O Presidente da ABL, Marco Lucchesi, assim que foi informado do falecimento do Acadêmico, determinou que a bandeira da Academia fosse hasteada a meio mastro e afirmou: “Helio Jaguaribe foi um dos últimos grandes intérpretes de nosso país. Estudou o Brasil para transformá-lo, mediante uma abordagem desenvolvimentista, com a fundação do Iseb (Instituto Superior de Estudos Brasileiros), nos anos cinquenta”.

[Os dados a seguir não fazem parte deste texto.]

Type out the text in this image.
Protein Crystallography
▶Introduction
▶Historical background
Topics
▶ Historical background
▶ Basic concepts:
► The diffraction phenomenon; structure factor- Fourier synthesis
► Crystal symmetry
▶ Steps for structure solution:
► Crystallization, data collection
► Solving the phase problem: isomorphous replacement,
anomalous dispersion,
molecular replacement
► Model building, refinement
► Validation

Marco Lucchesi disse, ainda, que “para Helio Jaguaribe, ação e pensamento permanecem indissociáveis, como Darcy Ribeiro e Celso Furtado, que o precederam na cadeira 11 da Academia Brasileira de Letras. Cientista político de alta erudição e consciência vigilante, deixou obra vasta e criativa. Cito apenas dois títulos: A dependência político-econômica da América Latina, verdadeiro clássico na área, e Um estudo crítico da história, divisor de águas da interpretação do processo histórico publicado em nosso país. Homem de gestos largos e entusiasmado, Helio continua vivo pelas virtudes de sua obra, saudosa do futuro”.

Nono ocupante da Cadeira nº 11 da ABL, Helio Jaguaribe foi eleito em 3 de março de 2005, na sucessão de Celso Furtado, e recebido em 22 de julho de 2005, pelo Acadêmico Candido Mendes de Almeida.

Helio Jaguaribe de Mattos, academicamente conhecido como Helio Jaguaribe, nasceu no Rio de Janeiro, em 23 de abril de 1923, diplomando-se em Direito, em 1946, pela Pontifícia Universidade Católica desta cidade. Em 1952, iniciou, com um grupo de jovens cientistas sociais, um projeto de estudos para a reformulação do entendimento da sociedade brasileira, fundando o Instituto Brasileiro de Economia, Sociologia e Política (Ibesp), de que foi Secretário Geral e Diretor da revista do Instituto, Cadernos de Nosso Tempo, de relevante influência no Brasil e na América Latina.

Em 1956, teve a iniciativa de promover a constituição do Instituto Superior de Estudos Brasileiros (Iseb), uma instituição de altos estudos, do Ministério da Educação e Cultura, no campo das Ciências Sociais, do qual foi designado Chefe do Departamento de Ciência Política. Exonerando-se de ambas as funções em 1959, por discordância com mudanças na orientação do Instituto. Passou, então, alguns anos colaborando, sem vínculos permanentes, com diversas instituições acadêmicas, no Brasil e no exterior.

Em 1964, depois de pública condenação do golpe militar, afastou-se do país e foi lecionar nos Estados Unidos: de 1964 a 1966, na Universidade de Harvard; de 1966 a 1967, na Universidade de Stanford; e de 1968 a 1969, no MIT – Massachusets Institute of Tecnology.

Retornando ao Brasil em 1969, ingressou no Conjunto Universitário Cândido Mendes onde, por alguns anos, foi Diretor de Assuntos Internacionais. Com a fundação do Instituto de Estudos Políticos e Sociais, em 1979, foi designado Decano do novo Instituto, função que exerceu até 2003. Nessa data, completando 80 anos, propôs sua substituição por um scholar mais jovem, o professor Francisco Weffort, ex-Ministro da Cultura do Governo Fernando Henrique Cardoso, que foi escolhido para o cargo. A Helio Jaguaribe foi conferido o título de Decano Emérito e, nessa qualidade, continuou ativamente suas pesquisas no Instituto.

Por sua contribuição às Ciências Sociais, aos estudos latino-americanos e à análise das Relações Internacionais, recebeu o grau de Doutor Honoris Causa da Universidade de Johannes Gutenberg, de Mainz, RFA (em 1983); da Universidade Federal da Paraíba (em 1992); da Universidade de Buenos Aires (em 2001). Em 1996 foi agraciado, por sua contribuição às Ciências Sociais, com a Grã-Cruz da Ordem Nacional do Mérito Científico. Em 1999, o Ministério da Cultura conferiu-lhe, por sua contribuição ao desenvolvimento cultural do país, a Ordem do Mérito Cultural.